I've decided to name this hive the L Hive since L is the first initial of the woman's name from whom Julia and I got these bees. Over the weekend I opened the L hive to see what's what. In the bottom deep, I found frames that were coming apart and rotting on the ends. But all the frames in the deep bottom were filled with brood.
This is a vigorous and hard-working queen.
The brood extended almost to the edges on each frame. They didn't have much honey storage on the brood frames. Maybe since they have lived in a deep and a shallow for four years, they have learned to maximize the frame for brood production.
I decided that these girls needed a new area to build in and to lay brood in so I added an empty box this weekend. I filled it with mostly empty frames with a tiny ridge of comb on the top. There were a couple of frames with old comb on them to help guide the bees.
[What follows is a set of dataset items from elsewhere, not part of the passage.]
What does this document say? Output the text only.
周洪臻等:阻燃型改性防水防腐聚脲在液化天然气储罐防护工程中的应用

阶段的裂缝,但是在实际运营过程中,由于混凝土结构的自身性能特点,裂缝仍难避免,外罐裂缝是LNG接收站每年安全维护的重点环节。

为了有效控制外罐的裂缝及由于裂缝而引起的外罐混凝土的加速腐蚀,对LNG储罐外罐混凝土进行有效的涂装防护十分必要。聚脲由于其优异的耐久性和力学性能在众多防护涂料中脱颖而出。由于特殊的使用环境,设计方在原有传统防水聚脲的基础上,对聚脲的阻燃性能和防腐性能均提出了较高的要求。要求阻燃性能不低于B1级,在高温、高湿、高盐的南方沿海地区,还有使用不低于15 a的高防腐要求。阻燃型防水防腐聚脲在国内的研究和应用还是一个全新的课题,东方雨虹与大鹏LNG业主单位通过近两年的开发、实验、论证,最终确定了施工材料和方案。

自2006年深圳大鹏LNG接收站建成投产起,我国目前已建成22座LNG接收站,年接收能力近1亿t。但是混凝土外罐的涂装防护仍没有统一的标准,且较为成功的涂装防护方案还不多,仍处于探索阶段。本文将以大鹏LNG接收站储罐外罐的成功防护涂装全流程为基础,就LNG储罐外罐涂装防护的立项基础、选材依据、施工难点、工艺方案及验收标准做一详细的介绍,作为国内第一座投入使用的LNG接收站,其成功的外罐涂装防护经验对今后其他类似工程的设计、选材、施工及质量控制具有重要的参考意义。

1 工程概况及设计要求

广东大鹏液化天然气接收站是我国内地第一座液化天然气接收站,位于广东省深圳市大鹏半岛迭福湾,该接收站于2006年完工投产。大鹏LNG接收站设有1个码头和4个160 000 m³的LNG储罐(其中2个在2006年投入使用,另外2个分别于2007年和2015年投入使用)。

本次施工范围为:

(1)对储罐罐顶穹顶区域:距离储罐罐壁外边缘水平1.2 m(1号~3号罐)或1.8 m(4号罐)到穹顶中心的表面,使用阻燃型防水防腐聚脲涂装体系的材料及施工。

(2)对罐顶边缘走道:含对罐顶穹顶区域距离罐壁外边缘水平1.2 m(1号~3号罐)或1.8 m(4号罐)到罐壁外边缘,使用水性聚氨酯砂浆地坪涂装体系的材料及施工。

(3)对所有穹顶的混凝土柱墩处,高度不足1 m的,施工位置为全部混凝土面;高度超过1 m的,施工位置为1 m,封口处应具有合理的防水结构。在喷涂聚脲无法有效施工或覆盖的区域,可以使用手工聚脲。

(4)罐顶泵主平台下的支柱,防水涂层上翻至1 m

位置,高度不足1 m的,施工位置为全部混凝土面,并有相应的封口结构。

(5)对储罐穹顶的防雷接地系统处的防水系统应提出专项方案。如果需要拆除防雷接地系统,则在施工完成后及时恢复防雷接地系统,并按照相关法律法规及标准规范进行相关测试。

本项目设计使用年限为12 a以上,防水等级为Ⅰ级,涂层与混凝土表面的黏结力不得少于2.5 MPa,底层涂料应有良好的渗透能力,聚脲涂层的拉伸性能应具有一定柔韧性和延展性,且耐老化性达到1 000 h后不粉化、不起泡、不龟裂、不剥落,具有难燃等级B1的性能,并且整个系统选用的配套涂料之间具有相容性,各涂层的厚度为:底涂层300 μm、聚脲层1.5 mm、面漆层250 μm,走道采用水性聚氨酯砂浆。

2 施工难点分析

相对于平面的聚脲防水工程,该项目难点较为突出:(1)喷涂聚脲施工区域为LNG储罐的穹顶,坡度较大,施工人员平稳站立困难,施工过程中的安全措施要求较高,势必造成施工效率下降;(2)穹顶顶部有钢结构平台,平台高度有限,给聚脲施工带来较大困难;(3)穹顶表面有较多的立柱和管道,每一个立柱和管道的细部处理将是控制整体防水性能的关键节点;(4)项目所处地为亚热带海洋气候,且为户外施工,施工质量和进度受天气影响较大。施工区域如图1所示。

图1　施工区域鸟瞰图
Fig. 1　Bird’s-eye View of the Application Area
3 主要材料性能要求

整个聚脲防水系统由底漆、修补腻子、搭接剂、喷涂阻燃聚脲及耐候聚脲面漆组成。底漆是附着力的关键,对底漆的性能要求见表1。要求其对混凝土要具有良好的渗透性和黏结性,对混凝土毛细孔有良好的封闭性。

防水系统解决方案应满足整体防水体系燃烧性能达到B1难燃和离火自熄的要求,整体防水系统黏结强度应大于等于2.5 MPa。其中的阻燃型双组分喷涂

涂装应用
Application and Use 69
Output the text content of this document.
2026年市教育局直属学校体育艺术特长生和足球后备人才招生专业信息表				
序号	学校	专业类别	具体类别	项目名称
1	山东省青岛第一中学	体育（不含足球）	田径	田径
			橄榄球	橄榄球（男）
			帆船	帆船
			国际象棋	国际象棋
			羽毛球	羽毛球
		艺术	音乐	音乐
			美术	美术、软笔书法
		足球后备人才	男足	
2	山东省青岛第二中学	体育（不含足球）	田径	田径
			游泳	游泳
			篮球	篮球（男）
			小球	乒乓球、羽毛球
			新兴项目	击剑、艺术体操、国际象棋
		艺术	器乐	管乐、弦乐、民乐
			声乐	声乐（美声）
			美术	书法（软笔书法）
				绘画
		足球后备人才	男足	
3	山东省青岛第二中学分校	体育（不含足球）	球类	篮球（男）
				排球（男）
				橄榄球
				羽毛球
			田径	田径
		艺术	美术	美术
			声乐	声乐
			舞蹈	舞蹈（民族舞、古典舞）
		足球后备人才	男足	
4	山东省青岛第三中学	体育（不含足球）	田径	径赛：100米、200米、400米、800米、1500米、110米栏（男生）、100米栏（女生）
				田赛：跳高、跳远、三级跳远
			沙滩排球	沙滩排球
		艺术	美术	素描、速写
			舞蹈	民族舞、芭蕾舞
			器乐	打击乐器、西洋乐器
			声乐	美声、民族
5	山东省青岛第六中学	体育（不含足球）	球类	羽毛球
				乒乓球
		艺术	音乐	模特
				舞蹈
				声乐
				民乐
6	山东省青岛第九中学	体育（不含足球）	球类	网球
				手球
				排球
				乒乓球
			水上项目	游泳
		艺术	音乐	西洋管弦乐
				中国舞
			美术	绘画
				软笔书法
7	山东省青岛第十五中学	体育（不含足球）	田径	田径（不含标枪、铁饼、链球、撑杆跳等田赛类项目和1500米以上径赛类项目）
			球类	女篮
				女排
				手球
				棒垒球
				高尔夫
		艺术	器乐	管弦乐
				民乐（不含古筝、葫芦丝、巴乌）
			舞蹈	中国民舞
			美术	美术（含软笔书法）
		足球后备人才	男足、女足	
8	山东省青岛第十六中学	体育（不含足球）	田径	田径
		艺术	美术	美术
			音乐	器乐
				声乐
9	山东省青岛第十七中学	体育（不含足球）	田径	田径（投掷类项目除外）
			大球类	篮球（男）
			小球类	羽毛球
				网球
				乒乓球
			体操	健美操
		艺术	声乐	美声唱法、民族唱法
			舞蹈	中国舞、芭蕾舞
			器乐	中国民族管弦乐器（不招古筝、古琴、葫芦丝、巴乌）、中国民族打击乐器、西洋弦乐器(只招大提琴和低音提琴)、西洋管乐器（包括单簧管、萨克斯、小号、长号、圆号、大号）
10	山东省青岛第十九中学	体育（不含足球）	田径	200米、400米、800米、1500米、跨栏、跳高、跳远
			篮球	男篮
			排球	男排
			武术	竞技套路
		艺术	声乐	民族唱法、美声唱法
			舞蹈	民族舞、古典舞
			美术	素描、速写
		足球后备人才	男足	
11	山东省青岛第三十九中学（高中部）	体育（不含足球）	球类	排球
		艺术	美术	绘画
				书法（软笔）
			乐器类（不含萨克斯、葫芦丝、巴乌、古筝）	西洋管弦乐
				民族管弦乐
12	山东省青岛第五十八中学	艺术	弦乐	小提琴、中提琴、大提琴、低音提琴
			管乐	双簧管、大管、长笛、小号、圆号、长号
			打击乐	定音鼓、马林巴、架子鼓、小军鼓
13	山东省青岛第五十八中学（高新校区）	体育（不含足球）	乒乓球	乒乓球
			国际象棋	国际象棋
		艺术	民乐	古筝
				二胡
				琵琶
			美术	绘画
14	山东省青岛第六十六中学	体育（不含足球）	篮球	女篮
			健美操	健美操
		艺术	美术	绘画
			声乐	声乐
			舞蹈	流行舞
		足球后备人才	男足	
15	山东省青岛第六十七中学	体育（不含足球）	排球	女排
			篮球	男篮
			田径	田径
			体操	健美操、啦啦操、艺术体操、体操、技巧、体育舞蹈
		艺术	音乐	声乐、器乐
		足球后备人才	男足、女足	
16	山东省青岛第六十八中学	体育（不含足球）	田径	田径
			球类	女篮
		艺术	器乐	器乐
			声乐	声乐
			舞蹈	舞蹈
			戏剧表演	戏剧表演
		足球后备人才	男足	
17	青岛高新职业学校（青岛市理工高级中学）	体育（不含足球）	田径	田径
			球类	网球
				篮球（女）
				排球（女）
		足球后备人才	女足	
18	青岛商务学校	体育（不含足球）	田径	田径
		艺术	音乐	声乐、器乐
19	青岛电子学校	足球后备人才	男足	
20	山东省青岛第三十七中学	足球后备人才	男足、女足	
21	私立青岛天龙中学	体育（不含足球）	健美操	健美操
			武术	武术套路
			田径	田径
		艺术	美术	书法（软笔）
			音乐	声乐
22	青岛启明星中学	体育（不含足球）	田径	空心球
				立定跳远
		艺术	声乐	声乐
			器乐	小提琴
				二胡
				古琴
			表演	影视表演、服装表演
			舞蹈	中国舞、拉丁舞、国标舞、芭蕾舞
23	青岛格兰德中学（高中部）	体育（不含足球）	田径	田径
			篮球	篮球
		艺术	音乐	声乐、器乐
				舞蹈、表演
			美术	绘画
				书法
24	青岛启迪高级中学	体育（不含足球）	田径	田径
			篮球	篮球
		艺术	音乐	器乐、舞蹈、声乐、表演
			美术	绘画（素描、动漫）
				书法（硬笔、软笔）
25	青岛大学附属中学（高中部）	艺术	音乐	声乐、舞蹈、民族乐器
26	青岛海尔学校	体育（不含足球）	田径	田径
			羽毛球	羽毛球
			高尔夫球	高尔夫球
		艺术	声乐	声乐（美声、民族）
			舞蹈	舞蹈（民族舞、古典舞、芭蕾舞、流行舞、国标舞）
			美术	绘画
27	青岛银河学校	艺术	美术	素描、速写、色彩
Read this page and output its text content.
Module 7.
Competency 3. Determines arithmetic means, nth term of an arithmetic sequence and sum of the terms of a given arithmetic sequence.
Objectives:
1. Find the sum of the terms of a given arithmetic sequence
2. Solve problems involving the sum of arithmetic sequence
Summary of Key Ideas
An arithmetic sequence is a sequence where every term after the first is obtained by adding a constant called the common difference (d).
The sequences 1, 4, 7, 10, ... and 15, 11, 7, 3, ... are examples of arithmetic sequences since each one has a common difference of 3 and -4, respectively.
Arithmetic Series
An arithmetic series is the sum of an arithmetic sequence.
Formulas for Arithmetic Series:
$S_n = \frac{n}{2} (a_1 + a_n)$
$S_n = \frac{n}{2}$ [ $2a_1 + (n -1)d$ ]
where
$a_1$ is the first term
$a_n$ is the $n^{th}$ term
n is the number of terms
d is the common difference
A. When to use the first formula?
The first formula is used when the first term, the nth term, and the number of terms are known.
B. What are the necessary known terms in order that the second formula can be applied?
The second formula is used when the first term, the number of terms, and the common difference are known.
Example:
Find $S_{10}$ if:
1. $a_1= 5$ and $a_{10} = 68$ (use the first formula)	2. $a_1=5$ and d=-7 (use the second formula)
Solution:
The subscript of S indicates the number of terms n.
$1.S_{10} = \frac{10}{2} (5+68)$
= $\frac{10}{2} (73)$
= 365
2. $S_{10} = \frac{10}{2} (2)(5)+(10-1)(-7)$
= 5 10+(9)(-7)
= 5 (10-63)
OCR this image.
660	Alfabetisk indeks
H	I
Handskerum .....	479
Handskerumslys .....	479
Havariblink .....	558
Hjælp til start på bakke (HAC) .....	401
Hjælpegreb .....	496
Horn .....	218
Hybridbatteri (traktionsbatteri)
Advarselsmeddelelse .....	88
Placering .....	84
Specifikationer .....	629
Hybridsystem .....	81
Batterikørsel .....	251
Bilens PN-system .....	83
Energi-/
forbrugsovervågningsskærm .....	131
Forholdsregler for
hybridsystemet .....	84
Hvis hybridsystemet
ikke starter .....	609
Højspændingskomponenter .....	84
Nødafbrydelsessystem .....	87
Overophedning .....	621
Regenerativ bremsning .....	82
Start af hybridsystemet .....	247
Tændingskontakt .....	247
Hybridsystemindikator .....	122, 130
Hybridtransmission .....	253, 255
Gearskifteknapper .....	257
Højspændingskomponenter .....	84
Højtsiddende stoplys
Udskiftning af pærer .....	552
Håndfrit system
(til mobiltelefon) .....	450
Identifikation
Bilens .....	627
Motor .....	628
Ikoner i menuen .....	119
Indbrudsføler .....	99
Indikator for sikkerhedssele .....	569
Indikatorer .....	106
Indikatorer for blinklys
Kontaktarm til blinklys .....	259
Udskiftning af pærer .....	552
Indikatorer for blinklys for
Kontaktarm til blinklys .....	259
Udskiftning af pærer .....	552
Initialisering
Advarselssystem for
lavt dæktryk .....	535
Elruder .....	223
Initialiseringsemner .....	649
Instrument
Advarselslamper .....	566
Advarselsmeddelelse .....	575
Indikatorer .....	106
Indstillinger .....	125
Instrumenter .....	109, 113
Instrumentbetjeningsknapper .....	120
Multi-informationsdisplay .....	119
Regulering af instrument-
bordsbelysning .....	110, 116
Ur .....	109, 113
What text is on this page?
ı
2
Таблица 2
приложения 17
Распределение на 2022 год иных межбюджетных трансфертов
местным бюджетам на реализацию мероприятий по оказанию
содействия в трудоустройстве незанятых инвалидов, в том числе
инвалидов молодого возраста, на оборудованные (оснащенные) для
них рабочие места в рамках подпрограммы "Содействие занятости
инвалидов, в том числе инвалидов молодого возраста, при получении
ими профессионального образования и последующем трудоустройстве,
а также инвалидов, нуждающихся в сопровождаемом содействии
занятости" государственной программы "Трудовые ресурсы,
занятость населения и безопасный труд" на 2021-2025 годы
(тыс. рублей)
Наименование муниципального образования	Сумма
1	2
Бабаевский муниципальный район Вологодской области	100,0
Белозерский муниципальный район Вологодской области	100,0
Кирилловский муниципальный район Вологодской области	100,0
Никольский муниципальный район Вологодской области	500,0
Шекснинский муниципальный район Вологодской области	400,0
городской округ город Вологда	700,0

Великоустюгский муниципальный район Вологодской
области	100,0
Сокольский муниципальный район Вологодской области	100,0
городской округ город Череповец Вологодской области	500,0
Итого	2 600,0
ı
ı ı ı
The L hive needs some attention. The bottom box has rotten corners, the box has no slatted rack and the bottom board needs replacing, I'm going to get boxes ready and move these bees into an 8 frame deep and two medium deeps on Thursday if all goes well. I will again adapt a 10 frame bottom board for an 8 frame hive and transfer these beautiful brood frames to a new box. The frames that are broken, I may try to glue, but I may leave until they actually fall apart and then replace them.
See the beard? We've had a hot weekend and the bees look like summer bearding. I will also put a slatted rack on this hive on Thursday to help with ventilation.